Nuland sagte, die Regierung von US-Präsident Joe Biden sei weiterhin der Überzeugung, dass „Nord Stream 2“ „ein schlechter Deal“ sei, der die Abhängigkeit Europas von russischer Energie verstärke. „Das ist eine schlechte Situation und eine schlechte Pipeline, aber wir müssen helfen, die Ukraine zu schützen, und ich habe das Gefühl, dass wir mit dieser Vereinbarung einige wichtige Schritte in diese Richtung gemacht haben.“

Kiew wenig erfreut

Aus der Ukraine kam allerdings Kritik. Aus dem Büro von Präsident Wolodymyr Selenski hieß es: „Die Entscheidung zu Nord Stream 2 kann nicht hinter dem Rücken all derer getroffen werden, die das Projekt real bedroht.“ Das könne nur bei einem persönlichen Treffen Selenskis mit US-Präsident Biden geklärt werden. Das Weiße Haus teilte am Mittwoch mit, ein Treffen Bidens mit Selenski sei für Ende August geplant.

Lob folgte dagegen aus Moskau: „Diese Vereinbarung gibt uns die Möglichkeit, den Bau von Nord Stream 2 in Ruhe abzuschließen und den Betrieb vollständig aufzunehmen“, sagte Wladimir Dschabarow vom Föderationsrat – das Oberhaus des russischen Parlaments. Zugleich stellte er Bedingungen für eine mögliche Verlängerung des Transitvertrags durch die Ukraine: Die Ukraine sollte sich als „konstruktiver Partner“ unter Beweis stellen. Bei „normalen Bedingungen“ werde niemand auf die Ukraine Druck ausüben.

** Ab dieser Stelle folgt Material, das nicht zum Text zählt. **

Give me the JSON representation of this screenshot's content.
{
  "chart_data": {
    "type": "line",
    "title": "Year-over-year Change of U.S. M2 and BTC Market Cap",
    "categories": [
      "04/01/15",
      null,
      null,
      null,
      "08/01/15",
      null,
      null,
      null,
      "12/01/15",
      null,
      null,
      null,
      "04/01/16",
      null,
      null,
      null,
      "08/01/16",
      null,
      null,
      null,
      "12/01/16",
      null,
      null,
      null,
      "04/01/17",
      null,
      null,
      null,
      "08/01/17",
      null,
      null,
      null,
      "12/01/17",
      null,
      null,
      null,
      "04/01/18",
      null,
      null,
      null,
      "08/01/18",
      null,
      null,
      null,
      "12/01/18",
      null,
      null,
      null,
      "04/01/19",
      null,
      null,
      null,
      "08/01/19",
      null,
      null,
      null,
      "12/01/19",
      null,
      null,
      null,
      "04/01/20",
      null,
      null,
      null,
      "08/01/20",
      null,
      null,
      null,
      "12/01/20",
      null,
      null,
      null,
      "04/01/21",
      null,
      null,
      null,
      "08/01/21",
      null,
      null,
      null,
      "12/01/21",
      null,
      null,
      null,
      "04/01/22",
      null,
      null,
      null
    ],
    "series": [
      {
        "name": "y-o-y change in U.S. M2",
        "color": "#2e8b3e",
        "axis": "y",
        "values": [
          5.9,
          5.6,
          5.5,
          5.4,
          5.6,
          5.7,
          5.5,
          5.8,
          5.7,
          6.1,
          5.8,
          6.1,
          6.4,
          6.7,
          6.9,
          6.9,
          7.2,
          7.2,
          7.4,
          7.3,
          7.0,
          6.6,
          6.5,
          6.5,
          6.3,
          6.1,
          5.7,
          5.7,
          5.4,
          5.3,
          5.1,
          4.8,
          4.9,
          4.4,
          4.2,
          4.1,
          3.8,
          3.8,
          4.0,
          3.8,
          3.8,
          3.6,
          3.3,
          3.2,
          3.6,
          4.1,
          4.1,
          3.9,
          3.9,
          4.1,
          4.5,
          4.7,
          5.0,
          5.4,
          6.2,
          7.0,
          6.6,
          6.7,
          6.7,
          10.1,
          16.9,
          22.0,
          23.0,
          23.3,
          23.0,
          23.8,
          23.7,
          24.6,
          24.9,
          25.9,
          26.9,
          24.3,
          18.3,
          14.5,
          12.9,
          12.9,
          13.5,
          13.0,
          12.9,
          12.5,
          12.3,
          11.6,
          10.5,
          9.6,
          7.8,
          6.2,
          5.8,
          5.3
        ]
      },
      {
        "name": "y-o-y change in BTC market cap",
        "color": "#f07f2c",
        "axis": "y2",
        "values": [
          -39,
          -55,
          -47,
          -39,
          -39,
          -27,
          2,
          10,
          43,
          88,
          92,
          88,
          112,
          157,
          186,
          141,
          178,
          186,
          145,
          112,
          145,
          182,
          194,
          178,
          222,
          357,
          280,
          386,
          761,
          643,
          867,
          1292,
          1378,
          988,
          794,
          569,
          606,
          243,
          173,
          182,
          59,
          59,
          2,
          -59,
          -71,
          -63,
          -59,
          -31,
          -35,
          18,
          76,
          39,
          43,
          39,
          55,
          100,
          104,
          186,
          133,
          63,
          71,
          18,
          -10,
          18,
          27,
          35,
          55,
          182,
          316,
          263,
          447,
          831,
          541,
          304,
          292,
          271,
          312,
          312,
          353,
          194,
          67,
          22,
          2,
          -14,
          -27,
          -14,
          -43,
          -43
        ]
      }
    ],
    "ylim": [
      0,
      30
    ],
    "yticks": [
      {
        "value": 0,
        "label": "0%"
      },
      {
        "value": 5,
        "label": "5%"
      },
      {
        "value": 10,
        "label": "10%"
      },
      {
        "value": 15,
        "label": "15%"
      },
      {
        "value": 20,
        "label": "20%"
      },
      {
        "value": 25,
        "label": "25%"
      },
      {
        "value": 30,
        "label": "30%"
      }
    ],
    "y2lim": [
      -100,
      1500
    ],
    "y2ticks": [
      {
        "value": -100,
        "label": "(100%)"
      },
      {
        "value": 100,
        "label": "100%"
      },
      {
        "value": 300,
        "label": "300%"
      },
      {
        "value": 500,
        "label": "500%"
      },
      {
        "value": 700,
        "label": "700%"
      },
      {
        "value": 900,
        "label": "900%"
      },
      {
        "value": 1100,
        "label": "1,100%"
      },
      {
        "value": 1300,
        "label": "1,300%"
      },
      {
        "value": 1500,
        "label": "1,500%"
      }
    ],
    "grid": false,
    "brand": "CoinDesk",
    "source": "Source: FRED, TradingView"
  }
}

Der Kreml teilte am Mittwoch mit, Deutschlands Kanzlerin Angela Merkel (CDU) und der russische Präsident Wladimir Putin hätten bei einem Telefonat ihre Zufriedenheit mit der nahenden Fertigstellung der umstrittenen Pipeline zum Ausdruck gebracht. Putin habe dabei Deutschlands „Engagement“ für das Projekt gelobt.

Gleichzeitig „feindlicher“ Ton beklagt

Doch gleichzeitig wurde von Russland der „feindliche“ Ton in der Erklärung beklagt. „Wir haben nie unsere Energieressourcen als Werkzeug politischen Drucks eingesetzt“, teilte der Botschafter des Landes in Washington, Anatoli Antonow, am Donnerstag in der US-Hauptstadt mit. Russland dränge niemandem seine Gaslieferungen auf.

Der Diplomat kritisierte, die amerikanisch-deutsche Vereinbarung beinhalte „politische Angriffe“ gegen sein Land. „Die Versuche, uns als Aggressor hinzustellen und als Land, das böswillige Handlungen vollzieht, sind schon lange die Visitenkarte einer Russophobie“, sagte Antonow.

Neustart für deutsch-amerikanische Beziehungen?

Biden und Merkel wiederum hatten am vergangenen Donnerstag in Washington einen Neustart in den deutsch-amerikanischen Beziehungen beschworen, nach schwierigen Jahren unter Bidens Vorgänger Donald Trump.

Biden sagte, er habe Merkel gegenüber nochmals seine Bedenken bezüglich der Pipeline ausgedrückt. Russland dürfe diese nicht nutzen, um „die Ukraine auf irgendeine Weise zu erpressen“. Merkel sagte, „Nord Stream 2“ sei ein zusätzliches Projekt und keine Alternative zum Gastransit durch die Ukraine: „Unser Verständnis war und ist und bleibt, dass die Ukraine Transitland für Erdgas bleibt.“ Merkel machte deutlich, man werde „auch aktiv handeln“, falls Russland das Recht der Ukraine auf Gastransit nicht einlösen werde.

Anhaltende Gegenfront in den USA

In den USA gibt es seit Jahren parteiübergreifend Widerstand gegen „Nord Stream 2“. Die absehbare Einigung dürfte im Kongress daher auf starken Widerstand stoßen. Dort lehnen viele Republikaner das Projekt ab und fordern Sanktionen, genauso wie einige von Bidens Demokraten. Kritiker sehen in der Pipeline ein geopolitisches Projekt Russlands, das die Energiesicherheit Europas gefährde. Sie bemängeln außerdem, dass die Pipeline der Ukraine schaden könnte. Kiew ist auf Milliardeneinnahmen aus dem russischen Gastransit angewiesen. Befürworter der Pipeline wiederum werfen den USA vor, nur ihr eigenes, teureres Gas in Europa absetzen zu wollen.